Speaking of villages, the virtual connections made as a writer—people who have edited pieces, or been inspirations, people who have championed my work and vice versa—these ties, over time and with strong literal support of the ever more socially wired Internet, also feed my life in really wonderful ways these days. Working for the most part in isolation as a freelance writer, how satisfying it is to have fellow writers (many of them also parents, writing about parenthood) in my daily life. I love reading what they write. I love the occasions I have to speak or visit (live!) with them. I love getting to share their work with friends outside the writers’ village. Mostly, I love being part of a community of smart, eloquent, funny, compassionate people (yes, mostly women, but not exclusively).

My mother’s friendships (which included her sister, who has passed away, and still includes a generous handful of cousins) have always been characterized—to my mind and I think hers as well—by a very strong inner circle. Her decades-long tried and true friends (also the case for my mother-in-law) have always served as the greatest role models. Friends can really, truly show up for one another. Early in my parents’ separation and divorce process, my mother’s friend (and mine), Linda, called her daily and came over for supper weekly. She just was part of life. My mother has been the same for Linda, simply part of whatever happened. My mother-in-law just returned from North Carolina, driving her dear friend, Esther, down to Greensboro, where Esther will serve for the next couple of years as Provost at Bennett College. That’s just a tiny example of the myriad ways she and Esther have accompanied one another through their lives.
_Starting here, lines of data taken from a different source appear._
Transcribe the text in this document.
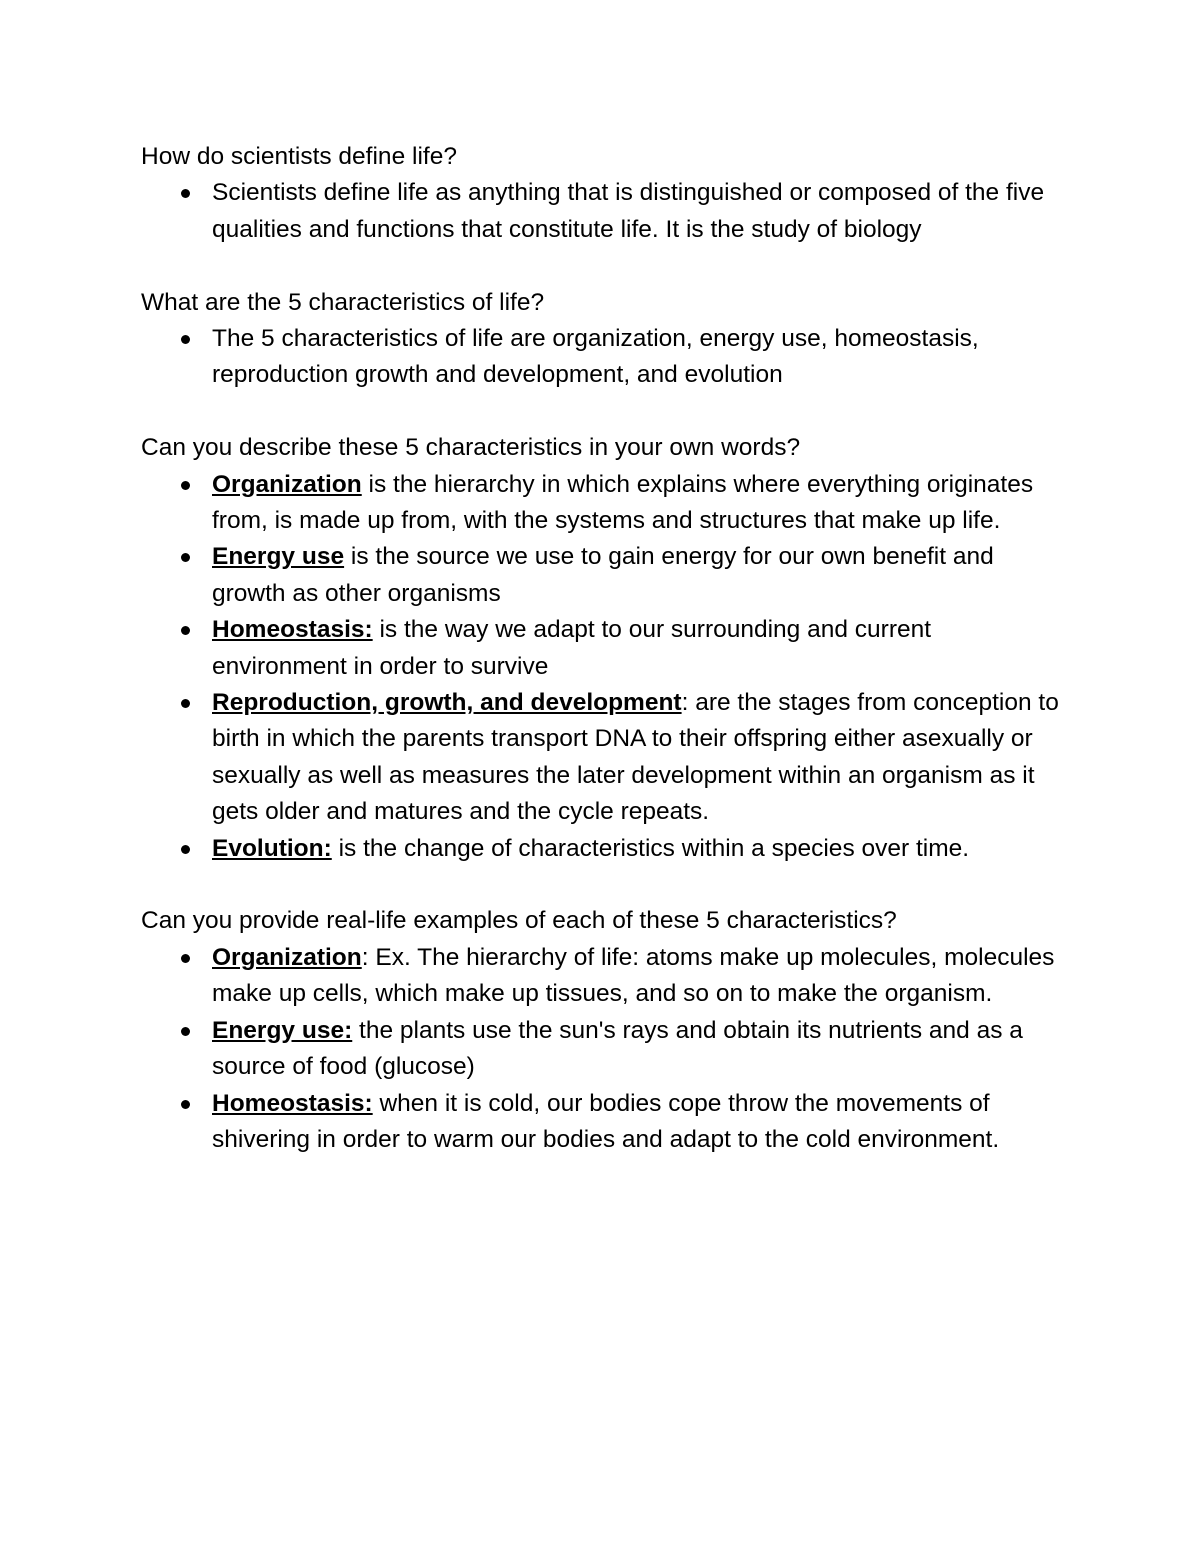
How do scientists define life?

Scientists define life as anything that is distinguished or composed of the five qualities and functions that constitute life. It is the study of biology

What are the 5 characteristics of life?

The 5 characteristics of life are organization, energy use, homeostasis, reproduction growth and development, and evolution

Can you describe these 5 characteristics in your own words?

Organization is the hierarchy in which explains where everything originates from, is made up from, with the systems and structures that make up life.
Energy use is the source we use to gain energy for our own benefit and growth as other organisms
Homeostasis: is the way we adapt to our surrounding and current environment in order to survive
Reproduction, growth, and development: are the stages from conception to birth in which the parents transport DNA to their offspring either asexually or sexually as well as measures the later development within an organism as it gets older and matures and the cycle repeats.
Evolution: is the change of characteristics within a species over time.

Can you provide real-life examples of each of these 5 characteristics?

Organization: Ex. The hierarchy of life: atoms make up molecules, molecules make up cells, which make up tissues, and so on to make the organism.
Energy use: the plants use the sun's rays and obtain its nutrients and as a source of food (glucose)
Homeostasis: when it is cold, our bodies cope throw the movements of shivering in order to warm our bodies and adapt to the cold environment.
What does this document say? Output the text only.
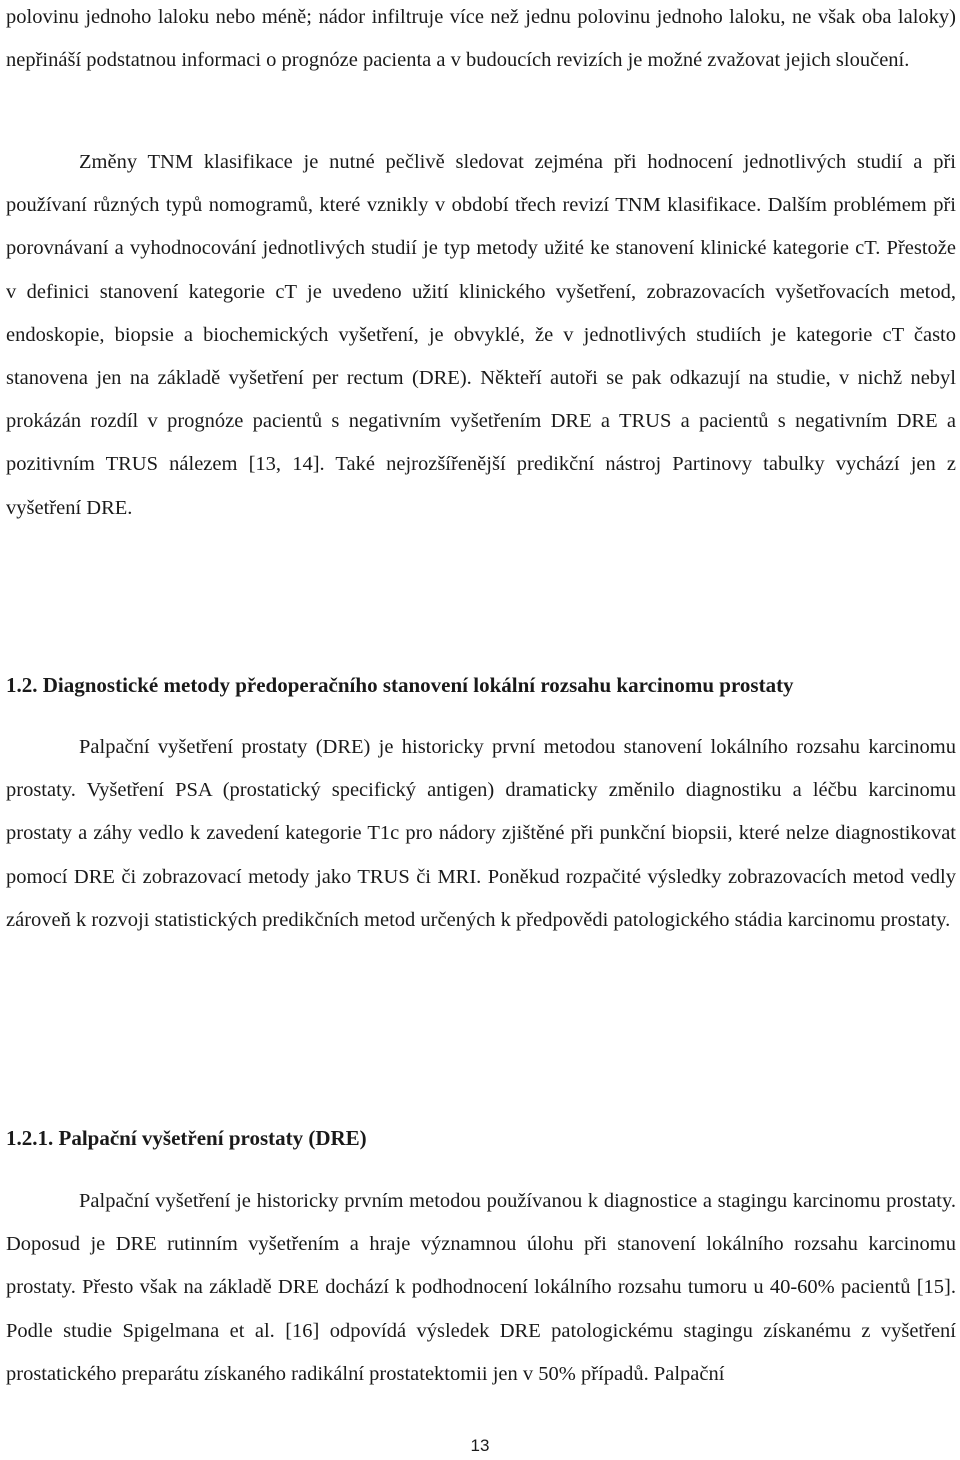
polovinu jednoho laloku nebo méně; nádor infiltruje více než jednu polovinu jednoho laloku, ne však oba laloky) nepřináší podstatnou informaci o prognóze pacienta a v budoucích revizích je možné zvažovat jejich sloučení.

Změny TNM klasifikace je nutné pečlivě sledovat zejména při hodnocení jednotlivých studií a při používaní různých typů nomogramů, které vznikly v období třech revizí TNM klasifikace. Dalším problémem při porovnávaní a vyhodnocování jednotlivých studií je typ metody užité ke stanovení klinické kategorie cT. Přestože v definici stanovení kategorie cT je uvedeno užití klinického vyšetření, zobrazovacích vyšetřovacích metod, endoskopie, biopsie a biochemických vyšetření, je obvyklé, že v jednotlivých studiích je kategorie cT často stanovena jen na základě vyšetření per rectum (DRE). Někteří autoři se pak odkazují na studie, v nichž nebyl prokázán rozdíl v prognóze pacientů s negativním vyšetřením DRE a TRUS a pacientů s negativním DRE a pozitivním TRUS nálezem [13, 14]. Také nejrozšířenější predikční nástroj Partinovy tabulky vychází jen z vyšetření DRE.

1.2. Diagnostické metody předoperačního stanovení lokální rozsahu karcinomu prostaty

Palpační vyšetření prostaty (DRE) je historicky první metodou stanovení lokálního rozsahu karcinomu prostaty. Vyšetření PSA (prostatický specifický antigen) dramaticky změnilo diagnostiku a léčbu karcinomu prostaty a záhy vedlo k zavedení kategorie T1c pro nádory zjištěné při punkční biopsii, které nelze diagnostikovat pomocí DRE či zobrazovací metody jako TRUS či MRI. Poněkud rozpačité výsledky zobrazovacích metod vedly zároveň k rozvoji statistických predikčních metod určených k předpovědi patologického stádia karcinomu prostaty.

1.2.1. Palpační vyšetření prostaty (DRE)

Palpační vyšetření je historicky prvním metodou používanou k diagnostice a stagingu karcinomu prostaty. Doposud je DRE rutinním vyšetřením a hraje významnou úlohu při stanovení lokálního rozsahu karcinomu prostaty. Přesto však na základě DRE dochází k podhodnocení lokálního rozsahu tumoru u 40-60% pacientů [15]. Podle studie Spigelmana et al. [16] odpovídá výsledek DRE patologickému stagingu získanému z vyšetření prostatického preparátu získaného radikální prostatektomii jen v 50% případů. Palpační

13
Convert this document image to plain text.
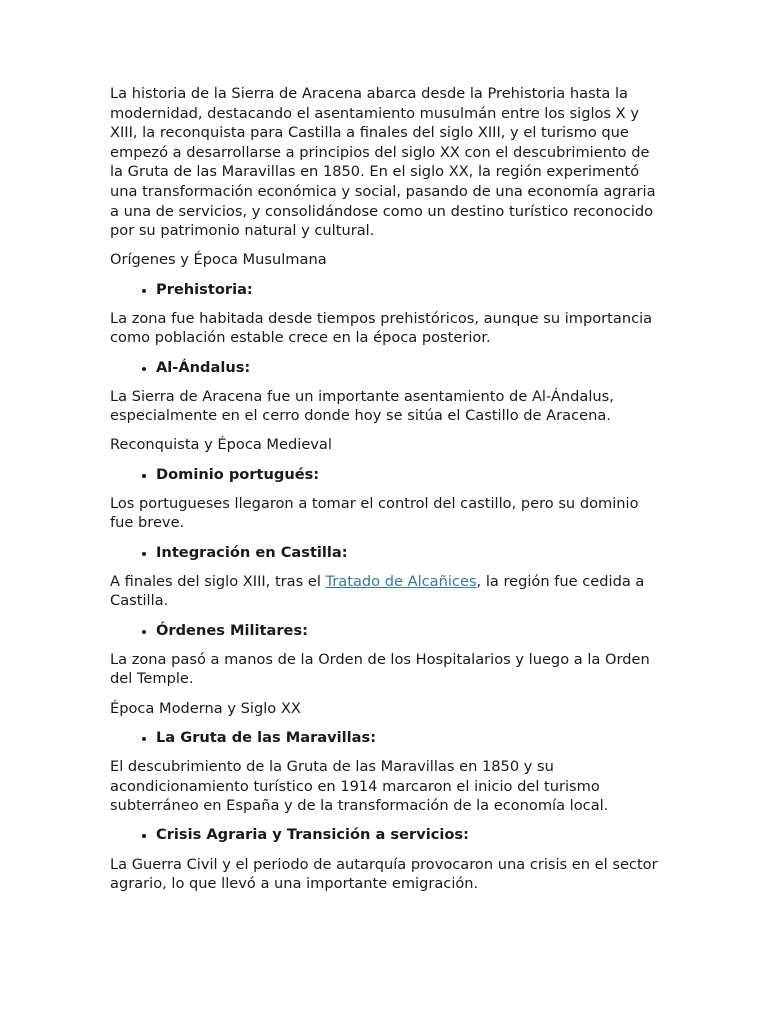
La historia de la Sierra de Aracena abarca desde la Prehistoria hasta la modernidad, destacando el asentamiento musulmán entre los siglos X y XIII, la reconquista para Castilla a finales del siglo XIII, y el turismo que empezó a desarrollarse a principios del siglo XX con el descubrimiento de la Gruta de las Maravillas en 1850. En el siglo XX, la región experimentó una transformación económica y social, pasando de una economía agraria a una de servicios, y consolidándose como un destino turístico reconocido por su patrimonio natural y cultural.

Orígenes y Época Musulmana

• Prehistoria:

La zona fue habitada desde tiempos prehistóricos, aunque su importancia como población estable crece en la época posterior.

• Al-Ándalus:

La Sierra de Aracena fue un importante asentamiento de Al-Ándalus, especialmente en el cerro donde hoy se sitúa el Castillo de Aracena.

Reconquista y Época Medieval

• Dominio portugués:

Los portugueses llegaron a tomar el control del castillo, pero su dominio fue breve.

• Integración en Castilla:

A finales del siglo XIII, tras el Tratado de Alcañices, la región fue cedida a Castilla.

• Órdenes Militares:

La zona pasó a manos de la Orden de los Hospitalarios y luego a la Orden del Temple.

Época Moderna y Siglo XX

• La Gruta de las Maravillas:

El descubrimiento de la Gruta de las Maravillas en 1850 y su acondicionamiento turístico en 1914 marcaron el inicio del turismo subterráneo en España y de la transformación de la economía local.

• Crisis Agraria y Transición a servicios:

La Guerra Civil y el periodo de autarquía provocaron una crisis en el sector agrario, lo que llevó a una importante emigración.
They are not only friends, but also collaborators and politically aligned spirits.

Maybe the most apt analogy for friendships is compost. Bits of life experience transmogrify into fertile soil. In order for this to occur, turning and time, air, patience, some TLC—and trust—are all required (humor helps, too). What’s required is seeing not the things ceded but the new things made, the richness revealed, the growth supported and celebrated and earned.